Des tensions éclatent régulièrement dans le détroit de Taïwan, lequel sépare les deux pays d'au maximum 130 kilomètres, et l'heure n'est clairement pas à l'apaisement. Alors que TSMC est une entreprise sur laquelle repose pour ainsi dire l'industrie mondiale, ces tensions mettent sous pression la direction de l'entreprise, et l'on comprend la volonté « d'ouverture » de Mark Liu.

C.C. Wei, le P.-D.G. de TSMC le 4 juin dernier © Cheng Ting-Fang / Asia Nikkei

Une volonté toutefois tempérée par son successeur.
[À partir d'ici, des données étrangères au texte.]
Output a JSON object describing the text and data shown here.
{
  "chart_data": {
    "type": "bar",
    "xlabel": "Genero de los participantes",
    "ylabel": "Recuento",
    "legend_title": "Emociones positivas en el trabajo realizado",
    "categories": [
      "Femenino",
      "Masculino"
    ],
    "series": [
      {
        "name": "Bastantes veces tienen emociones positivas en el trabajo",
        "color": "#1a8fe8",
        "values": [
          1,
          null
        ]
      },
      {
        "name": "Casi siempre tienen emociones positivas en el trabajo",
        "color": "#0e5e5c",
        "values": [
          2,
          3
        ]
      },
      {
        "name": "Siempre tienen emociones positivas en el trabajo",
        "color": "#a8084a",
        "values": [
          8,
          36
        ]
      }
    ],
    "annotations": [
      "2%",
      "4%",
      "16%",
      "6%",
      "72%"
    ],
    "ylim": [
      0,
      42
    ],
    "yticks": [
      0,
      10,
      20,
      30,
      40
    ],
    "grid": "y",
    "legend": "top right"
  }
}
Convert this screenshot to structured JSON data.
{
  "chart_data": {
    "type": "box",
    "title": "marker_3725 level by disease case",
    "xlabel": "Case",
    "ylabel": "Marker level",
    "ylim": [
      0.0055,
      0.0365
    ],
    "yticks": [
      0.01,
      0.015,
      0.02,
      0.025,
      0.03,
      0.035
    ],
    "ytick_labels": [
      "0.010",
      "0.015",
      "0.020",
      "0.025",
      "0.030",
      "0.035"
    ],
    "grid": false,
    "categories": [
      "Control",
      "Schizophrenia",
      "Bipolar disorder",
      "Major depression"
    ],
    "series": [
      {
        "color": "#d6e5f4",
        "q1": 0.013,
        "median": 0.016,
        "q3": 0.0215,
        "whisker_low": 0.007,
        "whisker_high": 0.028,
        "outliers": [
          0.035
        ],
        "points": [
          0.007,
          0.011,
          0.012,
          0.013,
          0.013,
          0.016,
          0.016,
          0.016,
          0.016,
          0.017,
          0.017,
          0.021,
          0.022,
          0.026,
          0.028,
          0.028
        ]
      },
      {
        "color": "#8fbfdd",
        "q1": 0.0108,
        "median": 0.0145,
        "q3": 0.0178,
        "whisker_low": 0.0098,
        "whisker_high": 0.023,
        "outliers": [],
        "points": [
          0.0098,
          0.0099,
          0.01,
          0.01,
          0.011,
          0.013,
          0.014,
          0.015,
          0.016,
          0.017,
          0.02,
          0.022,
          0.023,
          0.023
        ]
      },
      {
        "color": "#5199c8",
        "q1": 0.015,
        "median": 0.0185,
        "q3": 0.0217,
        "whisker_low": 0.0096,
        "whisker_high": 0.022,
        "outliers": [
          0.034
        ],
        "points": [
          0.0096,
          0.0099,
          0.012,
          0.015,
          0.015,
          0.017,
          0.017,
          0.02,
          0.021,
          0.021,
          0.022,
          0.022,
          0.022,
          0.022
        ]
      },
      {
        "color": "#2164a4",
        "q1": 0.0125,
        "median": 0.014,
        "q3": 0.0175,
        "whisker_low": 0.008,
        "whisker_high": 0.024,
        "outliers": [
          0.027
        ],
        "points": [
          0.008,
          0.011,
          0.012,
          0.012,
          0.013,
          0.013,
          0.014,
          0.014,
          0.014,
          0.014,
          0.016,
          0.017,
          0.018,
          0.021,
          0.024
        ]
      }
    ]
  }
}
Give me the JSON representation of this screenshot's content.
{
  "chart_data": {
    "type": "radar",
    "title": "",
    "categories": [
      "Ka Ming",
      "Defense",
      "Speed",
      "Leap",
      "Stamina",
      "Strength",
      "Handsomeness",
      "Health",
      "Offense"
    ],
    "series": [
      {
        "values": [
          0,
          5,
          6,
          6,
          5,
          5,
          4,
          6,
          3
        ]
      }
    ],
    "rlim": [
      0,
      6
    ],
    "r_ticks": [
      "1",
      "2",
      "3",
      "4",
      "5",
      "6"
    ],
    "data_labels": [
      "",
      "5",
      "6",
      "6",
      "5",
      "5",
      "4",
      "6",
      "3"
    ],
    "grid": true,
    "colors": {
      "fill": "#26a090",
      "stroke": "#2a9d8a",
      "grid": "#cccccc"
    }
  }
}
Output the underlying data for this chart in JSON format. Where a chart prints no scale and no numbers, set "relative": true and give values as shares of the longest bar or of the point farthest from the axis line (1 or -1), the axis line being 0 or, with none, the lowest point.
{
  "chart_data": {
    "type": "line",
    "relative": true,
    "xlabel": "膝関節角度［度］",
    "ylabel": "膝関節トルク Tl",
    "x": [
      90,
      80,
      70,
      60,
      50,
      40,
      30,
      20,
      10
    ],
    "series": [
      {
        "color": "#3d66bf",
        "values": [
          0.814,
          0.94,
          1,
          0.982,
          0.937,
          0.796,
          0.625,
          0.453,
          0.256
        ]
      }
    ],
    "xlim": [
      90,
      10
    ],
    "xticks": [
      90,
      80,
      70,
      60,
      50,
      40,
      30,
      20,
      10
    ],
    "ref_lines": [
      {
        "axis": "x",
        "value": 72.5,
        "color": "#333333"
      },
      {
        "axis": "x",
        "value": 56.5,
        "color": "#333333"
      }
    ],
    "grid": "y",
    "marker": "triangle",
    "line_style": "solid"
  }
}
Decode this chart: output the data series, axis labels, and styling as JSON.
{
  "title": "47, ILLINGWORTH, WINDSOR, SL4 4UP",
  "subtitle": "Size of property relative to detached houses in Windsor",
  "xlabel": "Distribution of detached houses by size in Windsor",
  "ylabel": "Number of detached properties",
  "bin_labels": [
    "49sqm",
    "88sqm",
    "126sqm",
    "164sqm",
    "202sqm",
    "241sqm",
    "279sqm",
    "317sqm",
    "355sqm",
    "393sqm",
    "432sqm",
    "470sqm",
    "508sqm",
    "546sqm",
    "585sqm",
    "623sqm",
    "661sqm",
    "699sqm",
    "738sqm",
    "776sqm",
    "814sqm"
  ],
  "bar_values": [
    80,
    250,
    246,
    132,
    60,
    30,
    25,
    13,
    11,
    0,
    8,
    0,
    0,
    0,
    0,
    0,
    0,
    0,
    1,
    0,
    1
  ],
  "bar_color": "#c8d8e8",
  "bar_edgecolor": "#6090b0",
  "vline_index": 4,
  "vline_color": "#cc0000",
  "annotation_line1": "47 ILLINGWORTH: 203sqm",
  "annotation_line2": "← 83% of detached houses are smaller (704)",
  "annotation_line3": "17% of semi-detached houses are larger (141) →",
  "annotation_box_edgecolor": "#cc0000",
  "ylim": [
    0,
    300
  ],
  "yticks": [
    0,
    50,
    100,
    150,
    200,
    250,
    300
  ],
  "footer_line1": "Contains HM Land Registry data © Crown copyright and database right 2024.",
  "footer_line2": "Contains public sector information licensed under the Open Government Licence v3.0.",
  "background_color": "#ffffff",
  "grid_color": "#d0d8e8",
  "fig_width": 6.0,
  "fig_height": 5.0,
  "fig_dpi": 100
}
Au cours de l'assemblée générale annuelle de la société, C.C. Wei a d'abord rappelé : « L'instabilité à travers le détroit de Taiwan est en effet un facteur à prendre en compte pour la chaîne d'approvisionnement, mais je tiens à dire que nous ne voulons certainement pas que des guerres surviennent. »

Relayés par nos confrères de TechReport, les propos de C.C. Wei ont ensuite clairement mis en avant le fait que déplacer la production de TSMC en dehors de Taïwan est « presque impossible ».

Impossible émigration

Pourquoi les discours de Mark Liu il y a seulement quelques mois et de C.C. Wei aujourd'hui semblent aussi éloignés l'un de l'autre ? Pour le comprendre, il faut prendre le problème de la production de semi-conducteurs de manière plus large.

Souvenons-nous que Joe Biden et l'administration américaine n'ont eu de cesse de courtiser TSMC afin de voir l'entreprise s'installer aux États-Unis. Des usines ont d'ailleurs été implantées en Arizona, avec à la clé 6 000 emplois spécialisés créés, 20 000 emplois dans la construction et plusieurs dizaines de milliers d'emplois chez les sous-traitants. Pour autant, et ce, même si nous n'avons pas de chiffres précis, l'Arizona ne représente qu'une fraction de la production de TSMC.

Trois usines TSMC ont été implantées en Arizona © GPEC

L'entreprise taïwanaise est ici confrontée à de multiples défis. En premier lieu, aussi vastes soient-ils, les États-Unis n'ont tout simplement pas la main-d'œuvre spécialisée nécessaire pour ouvrir suffisamment d'usines, et l'Europe ne semble pas mieux lotie. De plus, nous ne tenons ici même pas compte de la culture d'entreprise, bien différente entre ces régions du monde avec des habitudes de travail, des relationnels presque opposés.

En outre, comme l'a expliqué Lisa Su, P.-D.G. d'AMD, la production de semi-conducteurs est un tout difficilement dissociable : « Nous produisons une grande partie de notre fabrication ici avec des fournisseurs clés comme TSMC… Et puis, nous avons également un certain nombre de partenaires qui nous aident à construire l'écosystème ici à Taiwan. » Écosystème, un mot qui résume les difficultés de reconstruction d'un tissu industriel solide en ce qui concerne les semi-conducteurs aux États-Unis, et plus encore en Europe.